Doom Eternal has a problem with characterization, in that it wants to have a detailed backstory and fleshed out setting, while also having the main character being completely one dimensional. Or like, .75 dimensional, because in eternal doomguy had every bit of characterization he had in 2016 removed (
it reminds me a lot of this article talking about the changes in Master Chief's characterization between halo 1 and halo 2).
In 2016, doom guy had a personality, expressed very subtly but it was there, in little moments throughout the game. Like when Hayden starts talking to you, doomguy first ignores him, and then when hayden tries again, going on about the greater benefit to mankind, doomguy glances down to a dead guy, the actual
human cost that Hayden has glossed over in his focus on big picture stuff, and smashes the speaker and refuses to go along with Hayden.

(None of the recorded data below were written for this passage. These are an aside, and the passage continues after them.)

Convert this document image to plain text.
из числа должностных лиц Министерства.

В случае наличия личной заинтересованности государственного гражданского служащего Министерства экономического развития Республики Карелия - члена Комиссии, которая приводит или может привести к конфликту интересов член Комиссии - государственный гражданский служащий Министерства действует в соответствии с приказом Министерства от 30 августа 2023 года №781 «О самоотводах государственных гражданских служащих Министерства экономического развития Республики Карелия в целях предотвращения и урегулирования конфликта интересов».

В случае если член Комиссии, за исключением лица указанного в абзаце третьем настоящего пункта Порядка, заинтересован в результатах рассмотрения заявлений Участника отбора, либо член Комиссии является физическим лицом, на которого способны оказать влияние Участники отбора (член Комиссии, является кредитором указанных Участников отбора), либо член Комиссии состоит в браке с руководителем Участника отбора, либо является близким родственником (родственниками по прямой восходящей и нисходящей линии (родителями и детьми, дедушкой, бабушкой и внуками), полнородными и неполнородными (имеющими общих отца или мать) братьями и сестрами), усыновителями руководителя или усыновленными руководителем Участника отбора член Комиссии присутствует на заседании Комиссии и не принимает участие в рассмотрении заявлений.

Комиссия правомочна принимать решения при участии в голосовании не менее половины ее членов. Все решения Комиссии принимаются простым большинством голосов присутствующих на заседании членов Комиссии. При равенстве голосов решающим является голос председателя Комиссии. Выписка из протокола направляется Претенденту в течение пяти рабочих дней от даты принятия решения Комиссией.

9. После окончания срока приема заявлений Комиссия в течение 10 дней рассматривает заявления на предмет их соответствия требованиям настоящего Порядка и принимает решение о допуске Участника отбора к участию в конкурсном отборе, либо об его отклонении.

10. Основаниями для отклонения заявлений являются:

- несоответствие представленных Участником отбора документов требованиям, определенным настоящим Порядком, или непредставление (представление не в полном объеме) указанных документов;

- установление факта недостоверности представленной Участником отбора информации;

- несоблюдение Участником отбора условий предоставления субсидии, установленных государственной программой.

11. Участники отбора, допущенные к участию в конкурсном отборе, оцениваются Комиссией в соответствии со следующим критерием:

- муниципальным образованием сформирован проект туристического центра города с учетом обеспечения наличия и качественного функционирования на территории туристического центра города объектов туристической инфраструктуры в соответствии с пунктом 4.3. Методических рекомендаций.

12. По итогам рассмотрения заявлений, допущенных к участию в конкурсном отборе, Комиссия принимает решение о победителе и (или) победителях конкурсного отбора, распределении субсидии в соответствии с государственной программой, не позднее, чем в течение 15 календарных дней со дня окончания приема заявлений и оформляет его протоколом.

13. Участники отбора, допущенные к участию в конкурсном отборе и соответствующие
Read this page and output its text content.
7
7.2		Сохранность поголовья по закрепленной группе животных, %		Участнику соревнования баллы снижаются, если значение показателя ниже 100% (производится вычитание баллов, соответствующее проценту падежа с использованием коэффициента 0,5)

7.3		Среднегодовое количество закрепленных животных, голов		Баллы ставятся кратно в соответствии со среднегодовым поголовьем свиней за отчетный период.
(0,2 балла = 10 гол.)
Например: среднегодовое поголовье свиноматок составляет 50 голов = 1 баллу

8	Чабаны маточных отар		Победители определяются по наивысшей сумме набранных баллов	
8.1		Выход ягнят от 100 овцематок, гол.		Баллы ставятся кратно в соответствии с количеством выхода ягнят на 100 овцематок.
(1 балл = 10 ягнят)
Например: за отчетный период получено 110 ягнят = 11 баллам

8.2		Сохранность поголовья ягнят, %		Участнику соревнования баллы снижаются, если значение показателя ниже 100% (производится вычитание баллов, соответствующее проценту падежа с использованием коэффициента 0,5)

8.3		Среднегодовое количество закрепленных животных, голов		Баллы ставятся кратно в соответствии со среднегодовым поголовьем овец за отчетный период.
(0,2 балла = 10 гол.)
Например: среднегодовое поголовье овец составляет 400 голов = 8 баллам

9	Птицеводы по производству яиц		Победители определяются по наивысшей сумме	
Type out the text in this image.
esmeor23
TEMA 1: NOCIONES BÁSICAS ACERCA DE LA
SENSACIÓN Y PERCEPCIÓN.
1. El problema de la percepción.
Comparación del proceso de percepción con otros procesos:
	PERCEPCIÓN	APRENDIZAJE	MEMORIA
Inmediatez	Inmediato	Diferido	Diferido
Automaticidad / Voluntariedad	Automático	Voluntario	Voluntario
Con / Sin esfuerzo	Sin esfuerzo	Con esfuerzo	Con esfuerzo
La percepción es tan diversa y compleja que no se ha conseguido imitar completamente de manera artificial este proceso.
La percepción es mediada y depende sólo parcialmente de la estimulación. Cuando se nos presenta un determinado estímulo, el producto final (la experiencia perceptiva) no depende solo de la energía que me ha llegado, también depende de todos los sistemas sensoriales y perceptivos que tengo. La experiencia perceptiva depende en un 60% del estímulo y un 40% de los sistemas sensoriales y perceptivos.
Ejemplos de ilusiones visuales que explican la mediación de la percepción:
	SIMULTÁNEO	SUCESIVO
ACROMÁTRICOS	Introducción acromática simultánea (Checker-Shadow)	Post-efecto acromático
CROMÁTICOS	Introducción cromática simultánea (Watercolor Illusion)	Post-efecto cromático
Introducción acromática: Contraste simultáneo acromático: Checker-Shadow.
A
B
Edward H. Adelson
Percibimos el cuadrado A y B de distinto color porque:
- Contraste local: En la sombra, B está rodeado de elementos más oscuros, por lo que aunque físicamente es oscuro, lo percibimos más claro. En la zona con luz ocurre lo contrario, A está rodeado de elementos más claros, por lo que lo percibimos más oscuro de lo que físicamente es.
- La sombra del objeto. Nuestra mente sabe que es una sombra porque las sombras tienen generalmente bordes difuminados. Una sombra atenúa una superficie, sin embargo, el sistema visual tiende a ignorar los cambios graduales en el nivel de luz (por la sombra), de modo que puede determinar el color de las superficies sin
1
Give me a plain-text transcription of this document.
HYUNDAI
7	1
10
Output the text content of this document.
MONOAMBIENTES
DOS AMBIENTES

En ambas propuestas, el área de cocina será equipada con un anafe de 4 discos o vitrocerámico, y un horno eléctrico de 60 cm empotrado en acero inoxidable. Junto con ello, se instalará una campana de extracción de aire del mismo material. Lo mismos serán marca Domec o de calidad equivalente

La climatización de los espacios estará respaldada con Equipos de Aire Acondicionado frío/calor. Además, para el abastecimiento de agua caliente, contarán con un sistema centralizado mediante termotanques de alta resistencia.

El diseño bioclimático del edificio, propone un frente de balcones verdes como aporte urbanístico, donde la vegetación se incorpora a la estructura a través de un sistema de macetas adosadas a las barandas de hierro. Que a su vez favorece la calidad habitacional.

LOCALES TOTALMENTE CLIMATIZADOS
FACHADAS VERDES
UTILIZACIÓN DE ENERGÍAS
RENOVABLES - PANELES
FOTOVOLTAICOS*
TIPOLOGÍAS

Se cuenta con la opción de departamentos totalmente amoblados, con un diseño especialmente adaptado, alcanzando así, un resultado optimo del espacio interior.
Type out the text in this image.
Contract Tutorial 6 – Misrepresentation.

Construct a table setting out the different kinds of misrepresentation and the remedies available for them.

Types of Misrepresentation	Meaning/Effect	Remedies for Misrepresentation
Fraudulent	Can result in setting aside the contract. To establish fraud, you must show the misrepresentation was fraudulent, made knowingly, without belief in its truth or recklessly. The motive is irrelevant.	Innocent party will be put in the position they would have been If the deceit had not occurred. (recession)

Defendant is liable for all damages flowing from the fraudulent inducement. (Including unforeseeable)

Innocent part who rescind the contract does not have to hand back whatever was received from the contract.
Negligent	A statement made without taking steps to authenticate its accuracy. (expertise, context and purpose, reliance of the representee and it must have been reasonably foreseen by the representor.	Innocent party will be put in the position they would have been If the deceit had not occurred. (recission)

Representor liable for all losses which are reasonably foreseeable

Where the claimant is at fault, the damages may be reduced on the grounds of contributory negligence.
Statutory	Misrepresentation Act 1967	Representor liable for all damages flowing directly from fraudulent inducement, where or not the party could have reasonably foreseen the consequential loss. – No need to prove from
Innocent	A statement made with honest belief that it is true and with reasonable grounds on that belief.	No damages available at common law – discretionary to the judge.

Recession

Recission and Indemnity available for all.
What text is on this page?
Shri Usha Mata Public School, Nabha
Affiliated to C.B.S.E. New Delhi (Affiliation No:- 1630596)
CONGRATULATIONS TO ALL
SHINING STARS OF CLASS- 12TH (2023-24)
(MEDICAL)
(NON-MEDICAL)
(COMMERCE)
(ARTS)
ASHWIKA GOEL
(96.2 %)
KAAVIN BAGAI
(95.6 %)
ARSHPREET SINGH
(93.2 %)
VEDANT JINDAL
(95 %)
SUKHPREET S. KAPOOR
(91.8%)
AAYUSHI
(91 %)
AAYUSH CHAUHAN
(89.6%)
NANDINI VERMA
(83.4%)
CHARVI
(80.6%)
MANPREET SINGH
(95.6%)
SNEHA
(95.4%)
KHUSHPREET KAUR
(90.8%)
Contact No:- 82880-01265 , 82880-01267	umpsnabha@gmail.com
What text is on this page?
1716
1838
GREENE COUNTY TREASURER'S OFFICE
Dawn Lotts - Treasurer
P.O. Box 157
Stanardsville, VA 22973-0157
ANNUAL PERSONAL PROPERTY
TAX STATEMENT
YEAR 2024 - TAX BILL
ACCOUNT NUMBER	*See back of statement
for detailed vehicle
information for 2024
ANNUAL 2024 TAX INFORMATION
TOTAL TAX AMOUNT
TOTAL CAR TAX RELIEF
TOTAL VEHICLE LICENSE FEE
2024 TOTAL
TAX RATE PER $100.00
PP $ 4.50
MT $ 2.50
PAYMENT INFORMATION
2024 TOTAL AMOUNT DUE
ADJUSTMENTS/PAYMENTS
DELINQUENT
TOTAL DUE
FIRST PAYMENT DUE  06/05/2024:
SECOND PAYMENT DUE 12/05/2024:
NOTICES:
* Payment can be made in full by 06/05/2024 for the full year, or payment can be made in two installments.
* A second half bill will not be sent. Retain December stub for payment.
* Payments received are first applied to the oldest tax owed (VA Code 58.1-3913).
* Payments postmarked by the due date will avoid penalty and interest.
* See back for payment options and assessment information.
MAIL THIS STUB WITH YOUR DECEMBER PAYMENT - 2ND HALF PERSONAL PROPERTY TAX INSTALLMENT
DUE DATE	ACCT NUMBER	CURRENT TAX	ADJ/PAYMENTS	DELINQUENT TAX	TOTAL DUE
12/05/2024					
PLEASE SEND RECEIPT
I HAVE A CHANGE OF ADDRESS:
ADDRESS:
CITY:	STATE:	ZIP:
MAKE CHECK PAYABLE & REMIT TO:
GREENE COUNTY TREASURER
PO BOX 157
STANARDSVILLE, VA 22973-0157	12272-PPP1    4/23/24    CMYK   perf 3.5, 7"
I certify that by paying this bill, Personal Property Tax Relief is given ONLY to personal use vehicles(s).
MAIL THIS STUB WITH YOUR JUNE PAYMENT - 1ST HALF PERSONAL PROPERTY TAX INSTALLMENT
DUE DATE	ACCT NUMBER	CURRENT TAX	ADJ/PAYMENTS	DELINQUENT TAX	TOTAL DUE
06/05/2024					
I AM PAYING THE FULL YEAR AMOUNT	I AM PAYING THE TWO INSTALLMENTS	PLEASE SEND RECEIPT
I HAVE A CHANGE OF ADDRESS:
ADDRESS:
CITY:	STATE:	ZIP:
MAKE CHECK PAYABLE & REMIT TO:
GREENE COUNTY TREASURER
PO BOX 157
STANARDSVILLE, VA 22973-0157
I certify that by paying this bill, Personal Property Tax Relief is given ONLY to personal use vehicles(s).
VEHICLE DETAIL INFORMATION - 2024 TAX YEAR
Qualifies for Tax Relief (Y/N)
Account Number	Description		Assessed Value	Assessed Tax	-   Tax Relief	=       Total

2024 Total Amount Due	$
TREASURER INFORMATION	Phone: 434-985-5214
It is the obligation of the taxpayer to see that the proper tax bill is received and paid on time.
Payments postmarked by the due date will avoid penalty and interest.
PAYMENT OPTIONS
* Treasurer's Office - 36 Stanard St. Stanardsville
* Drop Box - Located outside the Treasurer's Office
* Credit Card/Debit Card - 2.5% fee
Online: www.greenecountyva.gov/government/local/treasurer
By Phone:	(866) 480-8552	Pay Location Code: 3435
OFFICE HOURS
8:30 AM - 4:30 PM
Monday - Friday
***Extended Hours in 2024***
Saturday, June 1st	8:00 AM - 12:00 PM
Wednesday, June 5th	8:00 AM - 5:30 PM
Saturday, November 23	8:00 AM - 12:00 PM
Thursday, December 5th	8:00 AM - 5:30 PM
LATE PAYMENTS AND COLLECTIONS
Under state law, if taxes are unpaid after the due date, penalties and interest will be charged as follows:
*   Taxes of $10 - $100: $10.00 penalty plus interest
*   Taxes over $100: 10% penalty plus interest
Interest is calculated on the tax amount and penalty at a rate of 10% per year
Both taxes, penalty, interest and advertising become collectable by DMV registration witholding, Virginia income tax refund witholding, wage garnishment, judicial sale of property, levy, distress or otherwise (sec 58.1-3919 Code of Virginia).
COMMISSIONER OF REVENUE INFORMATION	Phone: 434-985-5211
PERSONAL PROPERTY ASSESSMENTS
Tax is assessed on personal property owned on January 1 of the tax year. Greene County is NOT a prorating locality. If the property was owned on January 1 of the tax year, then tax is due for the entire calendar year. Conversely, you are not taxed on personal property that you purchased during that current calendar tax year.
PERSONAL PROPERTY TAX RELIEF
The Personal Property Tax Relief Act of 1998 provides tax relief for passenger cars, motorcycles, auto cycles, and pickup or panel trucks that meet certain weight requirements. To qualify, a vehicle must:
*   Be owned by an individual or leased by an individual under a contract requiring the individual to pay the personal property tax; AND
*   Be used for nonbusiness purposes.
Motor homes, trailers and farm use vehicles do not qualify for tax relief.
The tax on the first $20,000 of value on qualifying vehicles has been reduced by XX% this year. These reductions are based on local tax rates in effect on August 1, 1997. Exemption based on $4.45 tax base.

Doomguy
cares about the impact of what Hayden is doing, even when it's just happening to some random mook in an elevator that he's never met
.
In Eternal, doomguy meet living, surviving humans, the people that he's fighting to save, that he's always been fighting to save, and just....ignores them. Like they're just part of the scenery or something. The trailer scene, where he just drags a guy over to a keycard scanner by his lanyard and then steals a plasma gun from a guard even though doomguy already has a plasma gun, is just bizarre. Like, I don't expect him to go "oh, random guy, please pretty please give me your card", but something like just holding out his hand for the card and only yanking the guy when he's hesitant to hand it over, something that at least shows that doomguy is aware that, you know, he's dealing with an actual living person here, not just a man shaped lump that happens to have a key on it.
Romeo here is just doubling down on this thing were Doomguy's only personal trait is "badass", and not even a consistent kind of badassness, just whatever sounds the most badass in an exact situation. And I don't understand why they chose this route, because they clearly
can do something else, and given how much story stuff they do elsewhere, clearly want to do something else.